The proposed Keystone XL pipeline from Canada to the Texas coast would also carry dilbit.

Phillips said PHMSA should ask Exxon to answer another important question: Why did Exxon revise its plan and include more time to react to a spill?

“You could conclude Exxon had some additional information that allowed them to determine internally they needed more time to respond,” Phillips said. “Something changed. The question is what.”

When asked by InsideClimate News to explain the need for additional time, Exxon’s Eglinton declined to answer.

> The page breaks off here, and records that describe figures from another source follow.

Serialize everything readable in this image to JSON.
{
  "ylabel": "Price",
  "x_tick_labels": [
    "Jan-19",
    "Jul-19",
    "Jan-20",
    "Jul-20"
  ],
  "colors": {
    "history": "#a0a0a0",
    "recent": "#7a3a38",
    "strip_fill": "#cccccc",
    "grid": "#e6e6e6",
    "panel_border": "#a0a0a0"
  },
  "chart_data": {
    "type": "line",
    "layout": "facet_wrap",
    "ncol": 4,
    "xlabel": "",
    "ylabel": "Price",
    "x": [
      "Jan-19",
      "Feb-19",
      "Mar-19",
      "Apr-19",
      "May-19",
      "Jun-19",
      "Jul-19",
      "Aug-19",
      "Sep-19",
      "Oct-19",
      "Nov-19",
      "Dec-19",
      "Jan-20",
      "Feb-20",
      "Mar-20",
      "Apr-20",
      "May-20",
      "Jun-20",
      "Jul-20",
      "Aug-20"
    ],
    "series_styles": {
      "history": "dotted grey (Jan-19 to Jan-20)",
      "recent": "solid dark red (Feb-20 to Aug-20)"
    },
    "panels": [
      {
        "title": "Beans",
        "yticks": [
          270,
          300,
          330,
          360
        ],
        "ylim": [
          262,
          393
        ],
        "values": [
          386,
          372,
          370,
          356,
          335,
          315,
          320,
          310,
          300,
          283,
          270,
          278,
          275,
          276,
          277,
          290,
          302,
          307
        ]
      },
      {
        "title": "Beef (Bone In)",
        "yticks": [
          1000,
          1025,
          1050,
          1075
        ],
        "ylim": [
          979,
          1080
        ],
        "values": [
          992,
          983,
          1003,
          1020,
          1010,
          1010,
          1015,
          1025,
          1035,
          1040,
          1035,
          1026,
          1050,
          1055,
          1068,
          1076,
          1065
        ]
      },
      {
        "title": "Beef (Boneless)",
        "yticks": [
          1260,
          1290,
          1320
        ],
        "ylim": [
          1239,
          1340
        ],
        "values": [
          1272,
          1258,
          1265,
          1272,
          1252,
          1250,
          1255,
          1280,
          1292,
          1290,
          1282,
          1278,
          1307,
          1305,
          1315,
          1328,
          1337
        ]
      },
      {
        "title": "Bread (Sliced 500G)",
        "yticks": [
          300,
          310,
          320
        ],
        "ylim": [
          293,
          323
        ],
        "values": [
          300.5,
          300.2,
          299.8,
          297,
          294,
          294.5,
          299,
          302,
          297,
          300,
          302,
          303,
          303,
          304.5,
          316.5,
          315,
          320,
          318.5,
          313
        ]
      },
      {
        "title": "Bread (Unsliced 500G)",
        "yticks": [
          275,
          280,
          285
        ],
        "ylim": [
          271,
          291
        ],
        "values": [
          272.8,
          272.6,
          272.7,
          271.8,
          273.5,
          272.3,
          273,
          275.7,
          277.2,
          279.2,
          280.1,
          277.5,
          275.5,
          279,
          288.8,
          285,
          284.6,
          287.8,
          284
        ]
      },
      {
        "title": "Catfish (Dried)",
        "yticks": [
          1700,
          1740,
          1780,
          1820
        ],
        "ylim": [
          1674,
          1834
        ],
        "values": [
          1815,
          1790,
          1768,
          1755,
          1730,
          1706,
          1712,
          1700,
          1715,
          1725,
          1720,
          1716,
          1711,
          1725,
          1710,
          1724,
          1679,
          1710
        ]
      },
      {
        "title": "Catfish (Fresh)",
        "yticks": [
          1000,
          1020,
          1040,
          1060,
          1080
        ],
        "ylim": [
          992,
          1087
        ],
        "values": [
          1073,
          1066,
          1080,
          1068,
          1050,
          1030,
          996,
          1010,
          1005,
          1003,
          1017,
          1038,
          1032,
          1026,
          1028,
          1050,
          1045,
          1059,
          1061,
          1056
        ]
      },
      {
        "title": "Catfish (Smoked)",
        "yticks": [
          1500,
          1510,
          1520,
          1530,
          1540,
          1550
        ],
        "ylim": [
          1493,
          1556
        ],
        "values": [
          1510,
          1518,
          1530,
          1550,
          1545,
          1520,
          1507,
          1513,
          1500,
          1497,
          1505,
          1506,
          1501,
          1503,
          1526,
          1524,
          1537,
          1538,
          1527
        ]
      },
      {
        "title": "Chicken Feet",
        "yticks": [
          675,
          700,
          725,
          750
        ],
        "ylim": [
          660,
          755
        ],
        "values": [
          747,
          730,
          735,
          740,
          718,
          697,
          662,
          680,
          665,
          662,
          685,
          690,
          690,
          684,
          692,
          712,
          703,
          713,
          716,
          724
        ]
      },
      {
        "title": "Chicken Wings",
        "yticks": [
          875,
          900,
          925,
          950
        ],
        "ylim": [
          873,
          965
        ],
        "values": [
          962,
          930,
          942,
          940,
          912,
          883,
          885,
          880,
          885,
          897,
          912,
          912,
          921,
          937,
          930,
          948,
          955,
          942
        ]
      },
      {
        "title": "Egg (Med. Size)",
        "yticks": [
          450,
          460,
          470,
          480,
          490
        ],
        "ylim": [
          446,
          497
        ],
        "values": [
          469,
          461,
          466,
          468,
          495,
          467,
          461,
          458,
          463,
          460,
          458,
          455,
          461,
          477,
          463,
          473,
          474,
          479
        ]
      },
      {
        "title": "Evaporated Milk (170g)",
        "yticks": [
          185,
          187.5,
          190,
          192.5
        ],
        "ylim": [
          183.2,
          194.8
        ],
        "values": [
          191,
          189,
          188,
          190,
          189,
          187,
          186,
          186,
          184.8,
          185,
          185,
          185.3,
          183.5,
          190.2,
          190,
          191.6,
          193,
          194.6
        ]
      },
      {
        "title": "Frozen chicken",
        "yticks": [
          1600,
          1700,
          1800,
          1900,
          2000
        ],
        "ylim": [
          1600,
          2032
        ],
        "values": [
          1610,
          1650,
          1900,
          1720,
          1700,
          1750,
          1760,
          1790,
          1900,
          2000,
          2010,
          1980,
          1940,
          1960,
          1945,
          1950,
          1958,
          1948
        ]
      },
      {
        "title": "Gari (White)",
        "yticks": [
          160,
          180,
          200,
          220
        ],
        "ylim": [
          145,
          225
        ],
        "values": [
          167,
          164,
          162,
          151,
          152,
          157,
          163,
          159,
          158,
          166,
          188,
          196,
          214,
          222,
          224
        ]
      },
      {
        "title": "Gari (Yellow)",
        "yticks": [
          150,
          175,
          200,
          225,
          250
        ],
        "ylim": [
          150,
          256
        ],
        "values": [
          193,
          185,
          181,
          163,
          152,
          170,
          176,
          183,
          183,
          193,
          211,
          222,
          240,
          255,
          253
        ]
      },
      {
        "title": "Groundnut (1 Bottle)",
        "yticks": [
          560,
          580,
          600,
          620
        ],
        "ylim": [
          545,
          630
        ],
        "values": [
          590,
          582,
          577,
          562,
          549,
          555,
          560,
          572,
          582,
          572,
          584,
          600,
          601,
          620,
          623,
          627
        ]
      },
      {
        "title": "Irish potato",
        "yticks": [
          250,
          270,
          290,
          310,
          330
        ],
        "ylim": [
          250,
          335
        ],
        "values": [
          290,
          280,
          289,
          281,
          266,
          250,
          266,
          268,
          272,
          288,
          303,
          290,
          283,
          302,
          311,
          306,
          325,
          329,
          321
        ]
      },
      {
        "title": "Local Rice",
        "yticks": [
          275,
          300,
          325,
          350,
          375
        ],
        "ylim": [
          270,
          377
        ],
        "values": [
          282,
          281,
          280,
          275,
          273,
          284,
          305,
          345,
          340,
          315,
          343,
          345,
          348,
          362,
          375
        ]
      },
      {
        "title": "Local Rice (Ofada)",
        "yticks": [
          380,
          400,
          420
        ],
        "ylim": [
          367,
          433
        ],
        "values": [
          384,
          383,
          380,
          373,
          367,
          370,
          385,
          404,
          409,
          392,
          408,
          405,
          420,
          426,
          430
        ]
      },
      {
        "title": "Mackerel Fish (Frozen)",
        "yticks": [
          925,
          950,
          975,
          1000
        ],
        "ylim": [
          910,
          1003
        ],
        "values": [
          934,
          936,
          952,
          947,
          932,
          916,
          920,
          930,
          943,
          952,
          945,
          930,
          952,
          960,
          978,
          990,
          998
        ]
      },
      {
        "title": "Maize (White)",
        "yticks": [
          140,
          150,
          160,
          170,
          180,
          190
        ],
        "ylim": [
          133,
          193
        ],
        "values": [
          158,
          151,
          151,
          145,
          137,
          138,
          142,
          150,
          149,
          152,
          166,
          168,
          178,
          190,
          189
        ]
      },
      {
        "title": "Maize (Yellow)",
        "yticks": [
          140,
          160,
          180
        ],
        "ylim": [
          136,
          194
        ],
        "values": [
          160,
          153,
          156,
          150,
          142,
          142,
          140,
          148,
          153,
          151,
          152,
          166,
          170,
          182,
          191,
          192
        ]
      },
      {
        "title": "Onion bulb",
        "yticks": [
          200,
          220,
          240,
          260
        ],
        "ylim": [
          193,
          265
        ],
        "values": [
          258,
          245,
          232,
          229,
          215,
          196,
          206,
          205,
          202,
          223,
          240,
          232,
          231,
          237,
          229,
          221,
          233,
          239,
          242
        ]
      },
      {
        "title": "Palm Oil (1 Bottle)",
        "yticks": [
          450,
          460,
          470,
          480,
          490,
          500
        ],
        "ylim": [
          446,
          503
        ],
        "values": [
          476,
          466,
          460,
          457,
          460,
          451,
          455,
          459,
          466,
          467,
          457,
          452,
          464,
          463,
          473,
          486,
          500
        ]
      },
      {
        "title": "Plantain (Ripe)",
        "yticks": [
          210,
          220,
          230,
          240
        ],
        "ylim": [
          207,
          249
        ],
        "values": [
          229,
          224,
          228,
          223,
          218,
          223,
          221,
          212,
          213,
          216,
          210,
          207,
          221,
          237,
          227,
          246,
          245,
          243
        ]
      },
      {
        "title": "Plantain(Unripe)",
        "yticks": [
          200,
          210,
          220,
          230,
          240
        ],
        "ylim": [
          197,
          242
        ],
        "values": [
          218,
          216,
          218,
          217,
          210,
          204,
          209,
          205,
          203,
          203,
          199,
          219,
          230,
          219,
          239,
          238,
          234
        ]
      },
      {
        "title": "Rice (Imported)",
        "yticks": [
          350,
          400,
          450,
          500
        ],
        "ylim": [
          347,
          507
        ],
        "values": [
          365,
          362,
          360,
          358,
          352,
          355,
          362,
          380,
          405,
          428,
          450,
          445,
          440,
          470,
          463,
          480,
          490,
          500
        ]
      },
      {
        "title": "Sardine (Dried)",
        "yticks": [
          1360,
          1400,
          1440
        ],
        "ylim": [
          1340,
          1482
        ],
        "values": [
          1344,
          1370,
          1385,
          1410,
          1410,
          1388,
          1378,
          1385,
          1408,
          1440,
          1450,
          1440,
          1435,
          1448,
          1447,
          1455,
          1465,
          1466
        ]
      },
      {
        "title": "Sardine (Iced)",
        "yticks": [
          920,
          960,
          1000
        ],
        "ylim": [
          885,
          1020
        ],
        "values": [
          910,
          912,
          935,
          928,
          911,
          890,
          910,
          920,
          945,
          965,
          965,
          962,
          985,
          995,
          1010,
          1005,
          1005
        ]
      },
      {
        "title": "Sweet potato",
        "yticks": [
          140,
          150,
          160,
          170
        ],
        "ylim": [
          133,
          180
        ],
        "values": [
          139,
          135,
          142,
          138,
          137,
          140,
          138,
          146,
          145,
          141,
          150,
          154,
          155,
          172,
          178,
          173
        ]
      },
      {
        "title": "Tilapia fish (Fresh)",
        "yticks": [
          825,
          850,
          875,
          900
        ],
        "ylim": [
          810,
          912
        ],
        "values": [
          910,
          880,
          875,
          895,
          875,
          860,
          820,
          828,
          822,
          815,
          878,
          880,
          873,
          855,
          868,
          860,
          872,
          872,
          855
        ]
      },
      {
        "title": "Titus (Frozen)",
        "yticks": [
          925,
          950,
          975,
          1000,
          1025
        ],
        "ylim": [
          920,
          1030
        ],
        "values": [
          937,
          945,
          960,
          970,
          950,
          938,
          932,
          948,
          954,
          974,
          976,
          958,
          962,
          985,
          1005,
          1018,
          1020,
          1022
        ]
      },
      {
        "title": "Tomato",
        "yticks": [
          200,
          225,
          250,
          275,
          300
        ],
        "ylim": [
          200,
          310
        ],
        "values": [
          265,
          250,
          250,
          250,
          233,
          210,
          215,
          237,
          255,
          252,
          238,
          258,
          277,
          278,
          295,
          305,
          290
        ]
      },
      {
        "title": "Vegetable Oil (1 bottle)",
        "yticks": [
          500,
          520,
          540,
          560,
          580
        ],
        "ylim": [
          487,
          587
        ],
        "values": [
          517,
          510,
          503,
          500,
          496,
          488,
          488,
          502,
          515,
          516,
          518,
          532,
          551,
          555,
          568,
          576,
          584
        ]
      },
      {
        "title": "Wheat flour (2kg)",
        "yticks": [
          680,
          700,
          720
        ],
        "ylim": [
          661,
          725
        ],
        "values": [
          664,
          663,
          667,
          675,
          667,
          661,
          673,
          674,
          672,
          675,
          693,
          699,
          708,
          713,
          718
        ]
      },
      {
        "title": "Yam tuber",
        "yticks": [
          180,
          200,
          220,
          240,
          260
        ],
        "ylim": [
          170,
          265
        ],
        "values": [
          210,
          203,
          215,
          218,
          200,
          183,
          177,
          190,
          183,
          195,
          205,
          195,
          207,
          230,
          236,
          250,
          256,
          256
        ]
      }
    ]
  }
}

He said the company will respond to the official inquires.

In the meantime, PHMSA has granted Exxon additional time to submit its final metallurgic analysis of the 22-foot section of pipeline that split open.

Exxon submitted a preliminary report to PHMSA in May, but requested more time for the final report.

“Upon review of the draft report, [Exxon] believes additional mechanical and metallurgical testing is warranted to better understand the pipe properties and potential failure mechanisms,” the company said in its June 6 request.

PHMSA granted the extension and set a deadline of July 10 for the final report.

Both PHMSA and Exxon have refused to release the preliminary report.